On Tuesday 13 July 2010 23:49:45, Frank1981 wrote:

First of all: I'm not sure if this question is allowed here. If not, I apologize

I'm trying to solve the following problem: For each word in a text find the number of occurences for each unique word in the text.

i've come up with the following steps to solve this: * remove all punctuation except for whitespace and make the text lowercase * find all unique words in the text * for each unique word, count the number of occurences.

This has resulted in the following code: removePunctuation :: [Char] -> [Char] removePunctuation str = filter (\c -> elem c (['a'..'z'] ++ ['A'..'Z'] ++ ['\t', ' ', '\n'])) str

Depending on your criteria, maybe import Data.Char removePunctuation = filter (\c -> isAlpha c || isSpace c) is better

process :: [Char] -> [String] process str = words (map toLower (removePunctuation str))

Or perhaps process = map (fiter isLower) . words . map toLower

unique :: (Eq a) => [a] -> [a] unique [] = [] unique (x:xs) = [x] ++ unique (filter (\s -> x /= s) xs)

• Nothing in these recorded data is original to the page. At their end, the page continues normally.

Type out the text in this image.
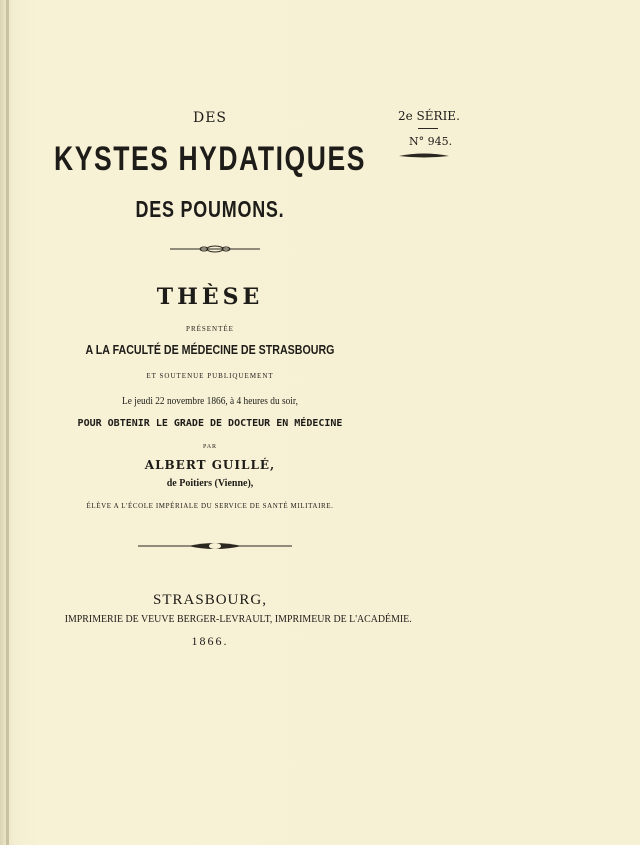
DES	2e SÉRIE.
N° 945.
KYSTES HYDATIQUES
DES POUMONS.
THÈSE
PRÉSENTÉE
A LA FACULTÉ DE MÉDECINE DE STRASBOURG
ET SOUTENUE PUBLIQUEMENT
Le jeudi 22 novembre 1866, à 4 heures du soir,
POUR OBTENIR LE GRADE DE DOCTEUR EN MÉDECINE
PAR
ALBERT GUILLÉ,
de Poitiers (Vienne),
ÉLÈVE A L'ÉCOLE IMPÉRIALE DU SERVICE DE SANTÉ MILITAIRE.
STRASBOURG,
IMPRIMERIE DE VEUVE BERGER-LEVRAULT, IMPRIMEUR DE L'ACADÉMIE.
1866.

import Data.List unique = nub but it's not particularly efficient. If you don't need to keep the order of first occurrence and have an Ord instance, you could take unique' = map head . group . sort or import qualified Data.Set as Set unique'' = Set.toList . Set.fromList

occurenceCount :: (Eq a) => a -> [a] -> Int occurenceCount _ [] = 0 occurenceCount x (y:ys)

| x == y = 1 + occurenceCount x ys | otherwise = occurenceCount x ys

occurrenceCount a xs = length (filter (== a) xs) or occurrenceCount a = length . filter (== a)

occurenceCount' :: [String] -> [String] -> [(String, Int)] occurenceCount' [] _ = [("", 0)]

why not occurrenceCount' [] _ = [] ?

occurenceCount' (u:us) xs = [(u, occurenceCount u xs)] ++ occurenceCount' us xs

But it can be done shorter: import qualified Data.Map as Map import Data.List occurrenceCount'' :: Ord a => [a] -> [(a,Int)] occurrenceCount'' xs = Map.toList $ foldl' (\mp x -> Map.insertWith' (+) x 1 mp) Map.empty xs No need to get the unique elements up front.

Please remember i've only been playing with Haskell for three afternoons now and i'm happy that the above code is working correctly.

However i've got three questions: 1) occurenceCount' [] _ = [("", 0)] is plain ugly and also adds a useless tuple to the end result. Is there a better way to solve this? 2) I'm forcing elements into a singleton list on two occasions, both in my unique function and in my occurenceCount' function. Once again this seems ugly and I'm wondering if there is a better solution.

Use (:), e.g. unique (x:xs) = x : unique (filter (/= x) xs)

3) The whole process as i'm doing it now feels pretty imperatively (been working for years as a Java / PHP programmer). I've got this feeling that the occurenceCount' function could be implemented using a mapping function. What ways are there to make this more "functional"?

On Tue, Jul 13, 2010 at 11:49 PM, Frank1981 wrote:

First of all: I'm not sure if this question is allowed here. If not, I apologize

I'm trying to solve the following problem: For each word in a text find the number of occurences for each unique word in the text.

i've come up with the following steps to solve this:  * remove all punctuation except for whitespace and make the text lowercase

A minor point: instead of removing the punctuation, you maybe should convert it to whitespace. Otherwise in texts like "there was a quick,brown fox" (notice the missing space after the comma) you'll have the word "quickbrown" instead of 2 words "quick" and "brown". David.